Anthony Van Dyck was a Flemish Baroque painter who lived from 1599 to 1641. He showed great promise as a painter early in life, probably because he never had to spend time studying Algebra, which had not yet been invented. Like most other painters of this period, his subjects were poorly lit, and figures or scenes simply drifted into a murky brown darkness. What’s not to love about that? Fully clothed in low light is my best look.
So how did he get pegged with this signature brown? After all, there are a lot of variations to brown. Let’s go right to the source.
Here is a portrait of Sir Kenelm Digby with a sunflower by Anthony Van Dyck. It’s literally packed with browns. Warm browns, cool browns, browns with a yellow base, and browns tending more greenish. Brown must have been on sale at Hobby Lobby that week.
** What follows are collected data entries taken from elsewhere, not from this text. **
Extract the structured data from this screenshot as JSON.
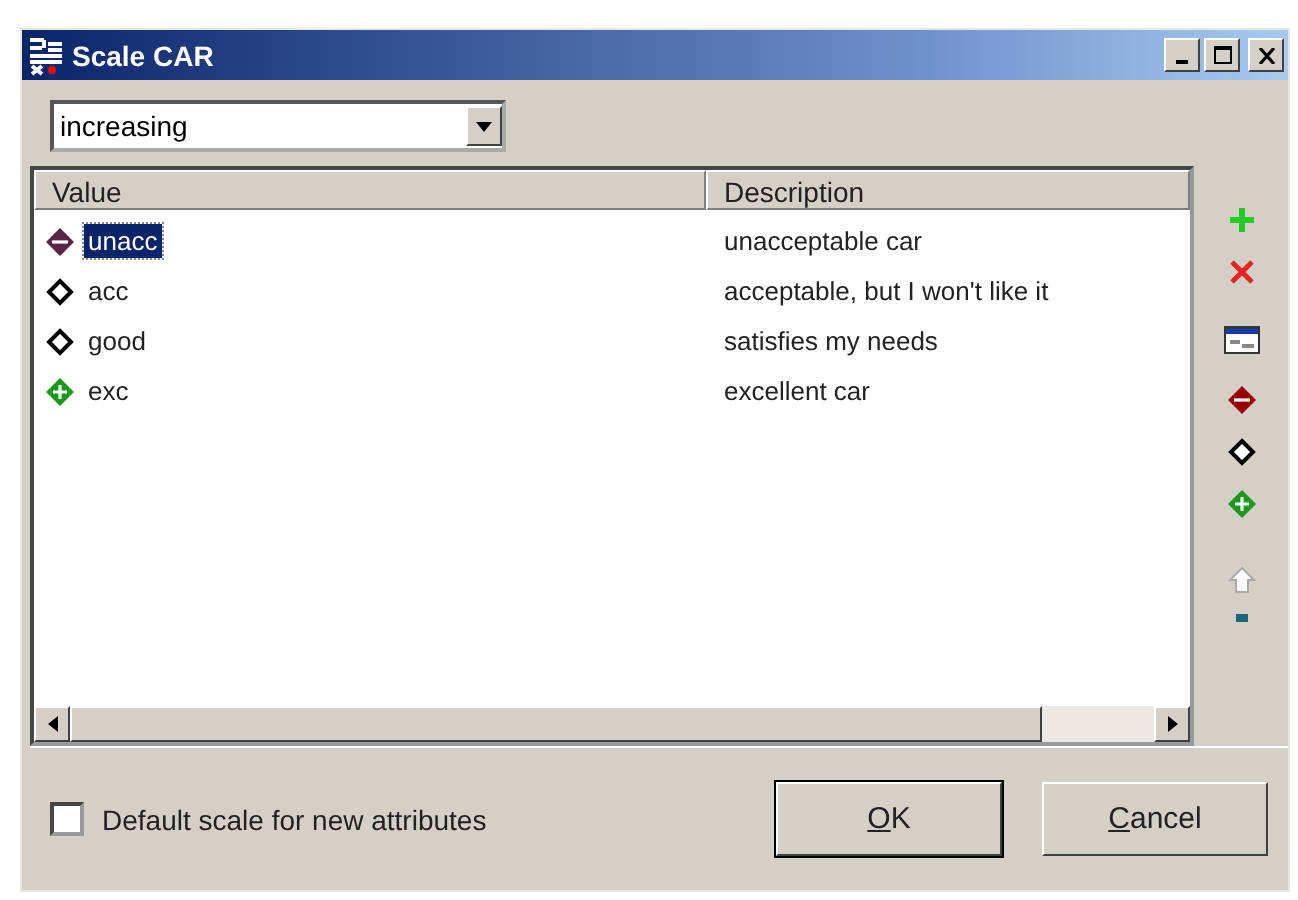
{
  "window": {
    "title": "Scale CAR"
  },
  "order_dropdown": {
    "value": "increasing"
  },
  "table": {
    "columns": [
      "Value",
      "Description"
    ],
    "rows": [
      {
        "kind": "negative",
        "value": "unacc",
        "description": "unacceptable car",
        "selected": true
      },
      {
        "kind": "neutral",
        "value": "acc",
        "description": "acceptable, but I won't like it",
        "selected": false
      },
      {
        "kind": "neutral",
        "value": "good",
        "description": "satisfies my needs",
        "selected": false
      },
      {
        "kind": "positive",
        "value": "exc",
        "description": "excellent car",
        "selected": false
      }
    ]
  },
  "toolbar": [
    {
      "kind": "add"
    },
    {
      "kind": "delete"
    },
    {
      "kind": "edit"
    },
    {
      "kind": "negative"
    },
    {
      "kind": "neutral"
    },
    {
      "kind": "positive"
    },
    {
      "kind": "up",
      "disabled": true
    },
    {
      "kind": "cut"
    }
  ],
  "default_scale": {
    "label": "Default scale for new attributes",
    "checked": false
  },
  "buttons": [
    {
      "key": "O",
      "rest": "K"
    },
    {
      "key": "C",
      "rest": "ancel"
    }
  ]
}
How do we decide, then, among all these many browns, which one is the Van Dyke brown. Turns out, there are as many opinions on that as there are browns in this painting. So I decided to go on a hunt for the definitive Van Dyke brown.
I ordered some watercolors and gouaches to see what the manufacturers think is Van Dyke brown. Every one of them claims to have that color. But kind of like the Top Chef judges, everybody has an opinion as well. Here is what I found.
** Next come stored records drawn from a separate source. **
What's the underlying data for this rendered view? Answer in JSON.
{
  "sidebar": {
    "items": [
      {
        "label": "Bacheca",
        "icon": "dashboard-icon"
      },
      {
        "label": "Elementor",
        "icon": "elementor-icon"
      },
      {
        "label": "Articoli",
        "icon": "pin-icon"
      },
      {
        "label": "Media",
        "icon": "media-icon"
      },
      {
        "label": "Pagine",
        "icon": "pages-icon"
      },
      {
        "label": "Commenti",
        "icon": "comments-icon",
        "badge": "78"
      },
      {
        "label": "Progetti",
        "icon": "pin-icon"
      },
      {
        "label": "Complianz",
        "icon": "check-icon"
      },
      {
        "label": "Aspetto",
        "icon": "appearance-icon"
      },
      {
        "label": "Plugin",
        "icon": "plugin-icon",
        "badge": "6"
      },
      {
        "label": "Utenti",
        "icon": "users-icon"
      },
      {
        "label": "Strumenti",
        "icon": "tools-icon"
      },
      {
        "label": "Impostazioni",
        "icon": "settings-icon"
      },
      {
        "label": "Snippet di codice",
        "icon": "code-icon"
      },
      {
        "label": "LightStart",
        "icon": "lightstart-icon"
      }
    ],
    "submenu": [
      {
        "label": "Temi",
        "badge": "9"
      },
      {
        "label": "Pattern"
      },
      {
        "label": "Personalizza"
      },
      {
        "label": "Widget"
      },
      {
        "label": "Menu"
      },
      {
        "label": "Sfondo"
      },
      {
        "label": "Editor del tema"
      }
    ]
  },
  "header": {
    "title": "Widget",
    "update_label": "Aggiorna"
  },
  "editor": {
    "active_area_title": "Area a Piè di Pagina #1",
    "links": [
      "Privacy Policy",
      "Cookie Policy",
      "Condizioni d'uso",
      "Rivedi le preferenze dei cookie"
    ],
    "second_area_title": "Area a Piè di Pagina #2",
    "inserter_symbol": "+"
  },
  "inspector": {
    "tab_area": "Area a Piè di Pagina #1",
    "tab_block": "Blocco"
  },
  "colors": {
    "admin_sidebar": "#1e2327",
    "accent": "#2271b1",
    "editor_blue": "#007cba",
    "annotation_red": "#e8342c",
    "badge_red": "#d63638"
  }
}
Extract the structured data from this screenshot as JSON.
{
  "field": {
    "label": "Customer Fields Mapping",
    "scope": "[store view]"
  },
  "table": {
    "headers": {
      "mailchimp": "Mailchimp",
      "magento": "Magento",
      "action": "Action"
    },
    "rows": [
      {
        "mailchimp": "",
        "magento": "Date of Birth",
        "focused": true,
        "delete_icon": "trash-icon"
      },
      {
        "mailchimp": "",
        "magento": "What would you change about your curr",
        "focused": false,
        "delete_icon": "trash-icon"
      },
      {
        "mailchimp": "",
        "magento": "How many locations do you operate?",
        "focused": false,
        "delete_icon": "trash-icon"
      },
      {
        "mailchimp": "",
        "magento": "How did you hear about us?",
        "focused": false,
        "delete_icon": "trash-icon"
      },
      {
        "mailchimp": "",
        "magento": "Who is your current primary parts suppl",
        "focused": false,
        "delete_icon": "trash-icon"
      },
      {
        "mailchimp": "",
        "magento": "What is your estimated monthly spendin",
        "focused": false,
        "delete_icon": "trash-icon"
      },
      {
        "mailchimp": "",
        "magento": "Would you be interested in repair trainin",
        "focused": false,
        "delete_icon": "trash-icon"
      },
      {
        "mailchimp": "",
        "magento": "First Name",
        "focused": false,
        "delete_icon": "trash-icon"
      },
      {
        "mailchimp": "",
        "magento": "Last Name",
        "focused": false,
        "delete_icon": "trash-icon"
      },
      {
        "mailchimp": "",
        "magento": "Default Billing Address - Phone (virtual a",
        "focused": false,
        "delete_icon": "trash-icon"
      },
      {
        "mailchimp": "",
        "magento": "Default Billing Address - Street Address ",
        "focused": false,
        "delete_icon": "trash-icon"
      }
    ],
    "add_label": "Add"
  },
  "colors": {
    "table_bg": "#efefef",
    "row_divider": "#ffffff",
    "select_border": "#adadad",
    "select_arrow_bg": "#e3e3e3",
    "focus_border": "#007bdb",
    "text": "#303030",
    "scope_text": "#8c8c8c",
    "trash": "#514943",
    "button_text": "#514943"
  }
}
I bought ten different brands of Van Dyke brown watercolors: Grumbacher Academy, Windsor and Newton Cotman, Daler-Rowney Artists, Daler-Rowney Aquafine, Dr. P. H. Martins, Windsor and Newton Artists, Maimeri Blu, Daniel Smith, Sennelier, and Van Gogh. Then I made this little chart.
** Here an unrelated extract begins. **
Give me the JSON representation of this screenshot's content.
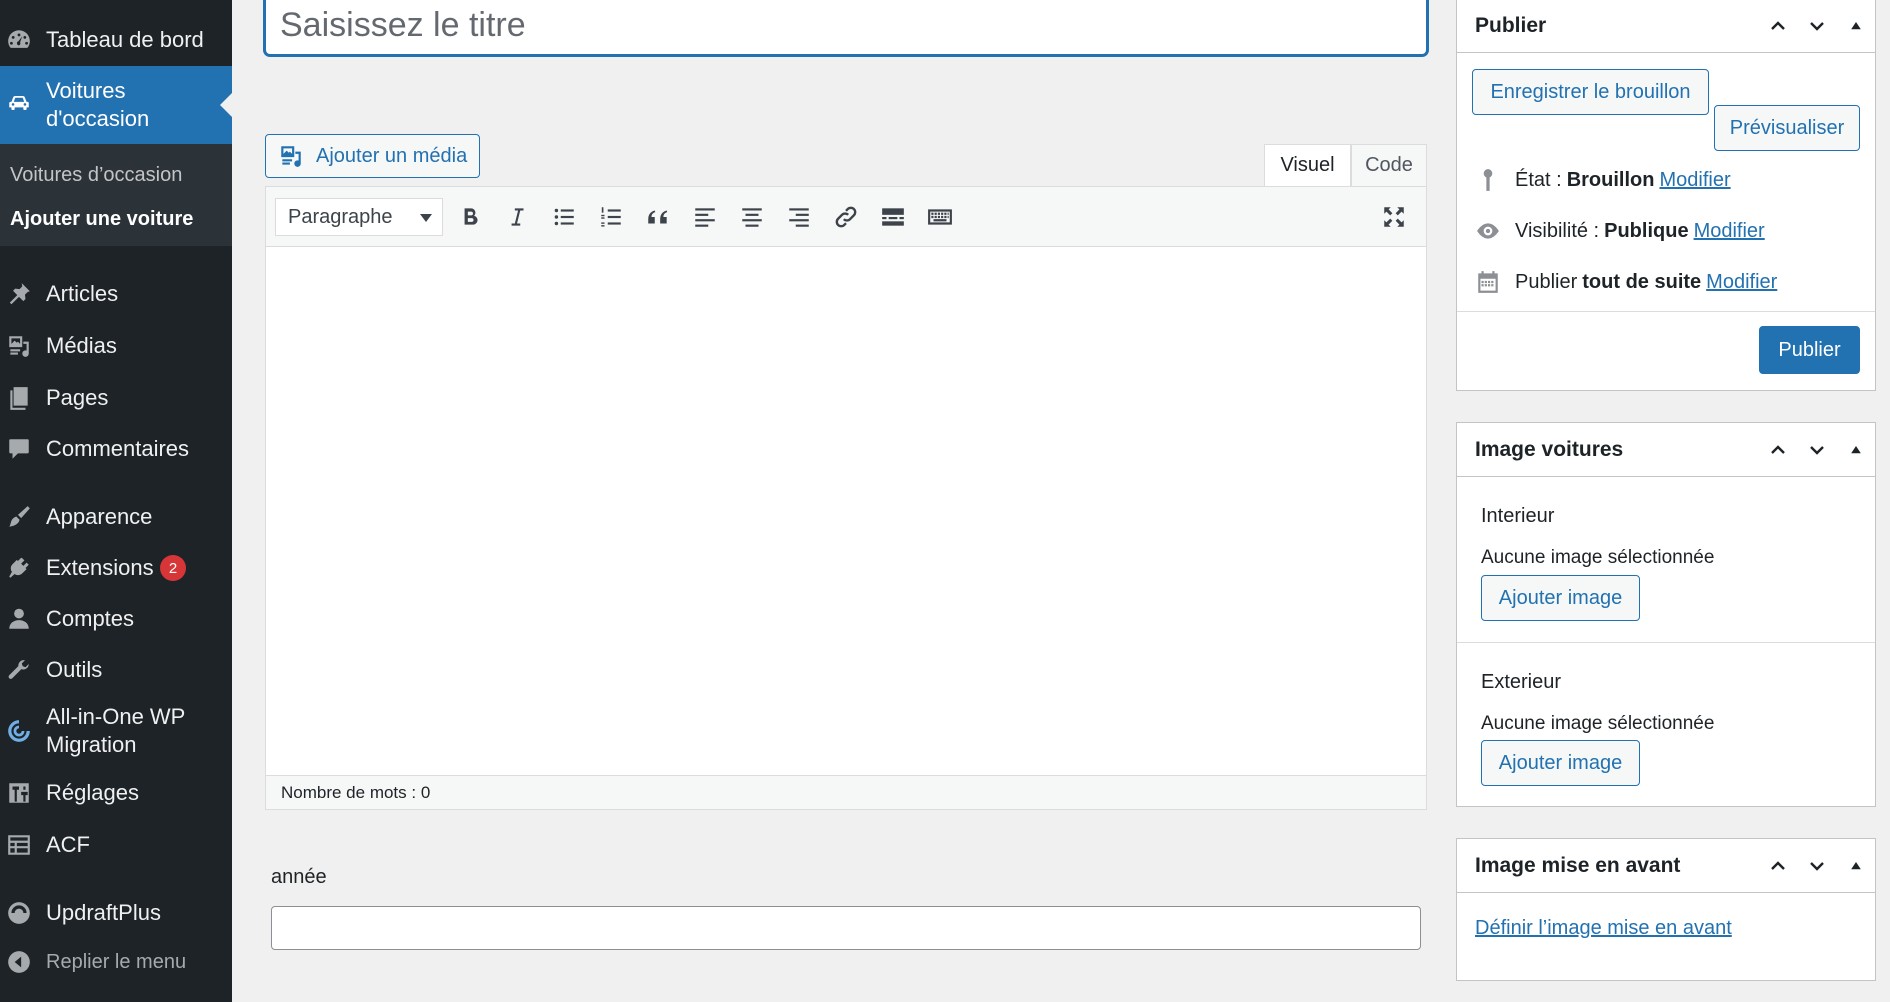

Really, you could make a case for pretty much any of these browns as being the Van Dyke brown, as you could identify almost all of them in the painting of poor Sir Kenelm Digby there, posing with a sunflower the size of his head.
And how much fun is it to have a color named after you, only to find out it is brown instead of some snazzy green or sizzling orange? Van Dyck the fashionista was not to be deterred by this small detail, as he also had a collar and a beard named after him, so take that Sherwin Williams.
The name Van Dyke brown is actually derived from a photographic printing process developed in the late 1800s, long after Van Dyck’s death and the invention of Algebra. The process produces prints in a shade of brown similar to the brown Van Dyck used in his paintings. Don’t ask me which one.